Genome Sequencing – Methods and Applications

Genome sequencing refers to the process of determining the order of the nucleotides bases— adenine, guanine, cytosine, and thymine in a molecule of DNA or the genome of an organism. The methods of sequencing have become a game-changer in modern biological and medical fields. DNA sequencing has accelerated not only biological research and discovery but also enhanced medical diagnostics and treatment of diseases. Information on exact sequences of nucleotides in DNA has aided in various applied fields of biology such as molecular and forensic biology, virology, medicine, recombinant DNA technology, biological systematics, and bioinformatics.

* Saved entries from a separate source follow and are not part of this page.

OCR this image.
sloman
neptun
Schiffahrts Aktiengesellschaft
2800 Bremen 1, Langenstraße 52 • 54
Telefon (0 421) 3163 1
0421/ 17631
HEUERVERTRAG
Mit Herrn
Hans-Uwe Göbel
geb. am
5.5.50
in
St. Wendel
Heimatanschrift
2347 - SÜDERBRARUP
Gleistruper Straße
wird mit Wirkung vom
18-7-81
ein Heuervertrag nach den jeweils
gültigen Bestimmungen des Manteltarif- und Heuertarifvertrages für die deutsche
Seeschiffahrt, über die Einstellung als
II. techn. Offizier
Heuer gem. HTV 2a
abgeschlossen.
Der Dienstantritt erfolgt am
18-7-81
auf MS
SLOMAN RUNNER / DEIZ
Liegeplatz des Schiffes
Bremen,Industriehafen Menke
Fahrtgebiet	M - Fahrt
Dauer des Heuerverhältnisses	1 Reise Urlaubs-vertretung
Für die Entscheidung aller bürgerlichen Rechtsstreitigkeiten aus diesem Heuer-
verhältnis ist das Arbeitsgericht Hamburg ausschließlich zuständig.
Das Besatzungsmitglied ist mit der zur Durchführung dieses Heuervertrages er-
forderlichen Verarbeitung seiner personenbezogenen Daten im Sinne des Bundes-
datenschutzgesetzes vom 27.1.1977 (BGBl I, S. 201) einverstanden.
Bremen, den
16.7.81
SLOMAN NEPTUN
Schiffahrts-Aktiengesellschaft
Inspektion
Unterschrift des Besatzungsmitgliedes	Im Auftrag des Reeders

The earliest successful attempt of DNA sequencing dates back to the early 1970s. In 1973, Gilbert and Maxam reported the sequence of 24 base pairs using a method known as wandering-spot analysis. However, the first complete genome to be sequenced was that of bacteriophage ΦX174, which was succeeded by Sanger et. al. This first sequence of DNA to be known was obtained by methods based on 2-dimensional chromatography. Over the following decades, the development of dye-based sequencing methods with automated sequencing and analysis instruments, DNA sequencing has become much easier and faster with huge reductions in cost.

Methods of DNA sequencing

These are the different methods of DNA sequencing.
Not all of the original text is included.